In general, planes are very safe for cats. Airlines implement rules and regulations to keep pets safe on board, although it's important to remember that flying can cause cats to feel incredibly anxious due to the unfamiliar environment.
How Do I Prepare My Cat For Flying?
Giving your cat plenty of time to adjust to long periods in their crate and busy surroundings is crucial, as well as ensuring their kennel is a comfortable, safe space for them. Familiarize yourself with the expected procedure on the day of the flight to limit the surprises for you and your pet.
Can I Buy A Seat For My Cat On The Plane?
Aside from United Airlines, most airlines don't allow you to purchase extra seats for pets. This may be possible if flying with cats in the cabin but it is rarely available.
Is It Safe For Cats To Fly In Cargo?
Most owners worry about placing their cats in the hold, but airlines keep traveling animals in secure, temperature-controlled areas and only allow pets to fly if outside temperatures are also suitable. However, it's worth remembering that accidents can happen, and a small number of animals get injured on flights each year or can become ill on board.

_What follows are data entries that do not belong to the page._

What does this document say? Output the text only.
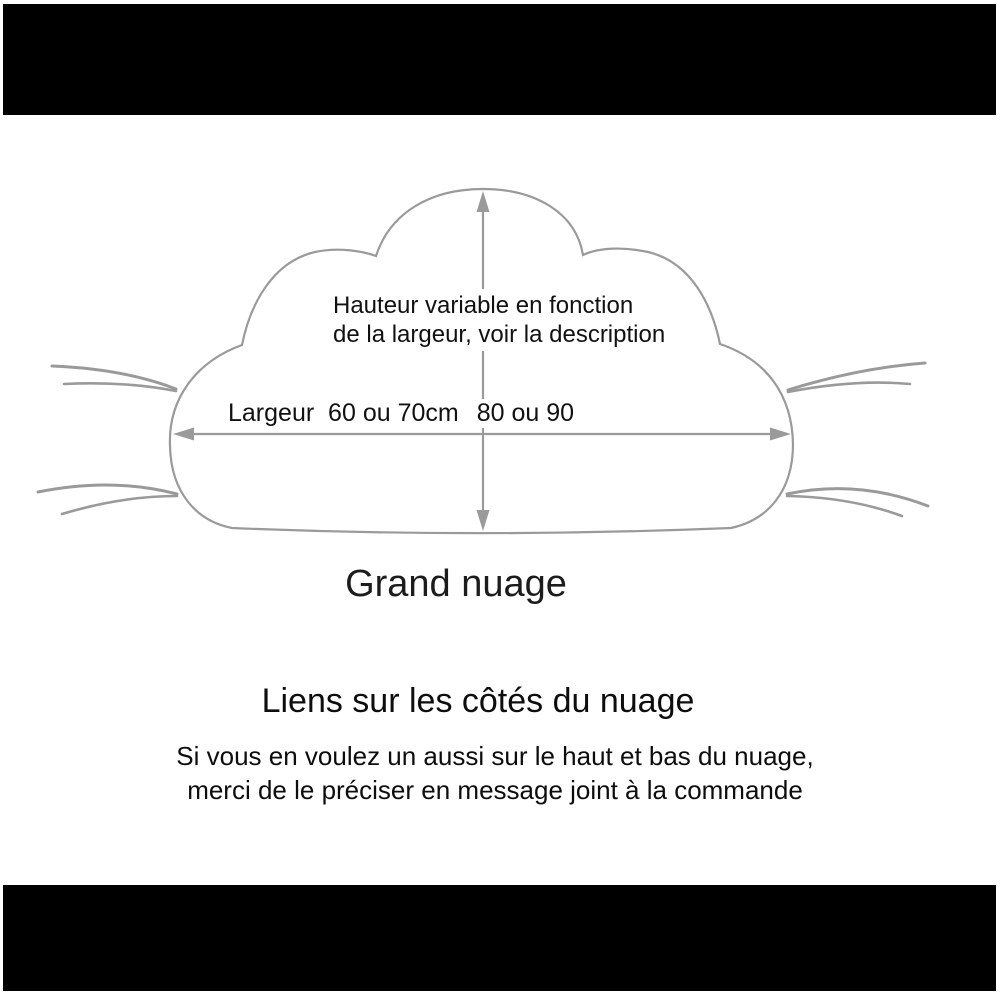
Hauteur variable en fonction
de la largeur, voir la description
Largeur  60 ou 70cm 80 ou 90
Grand nuage
Liens sur les côtés du nuage
Si vous en voulez un aussi sur le haut et bas du nuage,
merci de le préciser en message joint à la commande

How To Travel With A Cat Litter Box?
Provided it fits comfortably in your cat's crate, litter boxes are permitted, though you may need to purchase a small or portable litter box.
How Many Cats Can I Travel With?
Some airlines will allow you to travel with two cats that fit in one carrier, while others strictly allow one pet per passenger. Cats are generally permitted to fly with their kittens once they fit in the same kennel. *Disclaimer: Airline policies for cats vary significantly between carriers and are frequently updated, with many situations dealt with on a case-by-case basis, which may change if flying with other animals. Always check the requirements directly with the airline and research your destination and stopover countries thoroughly.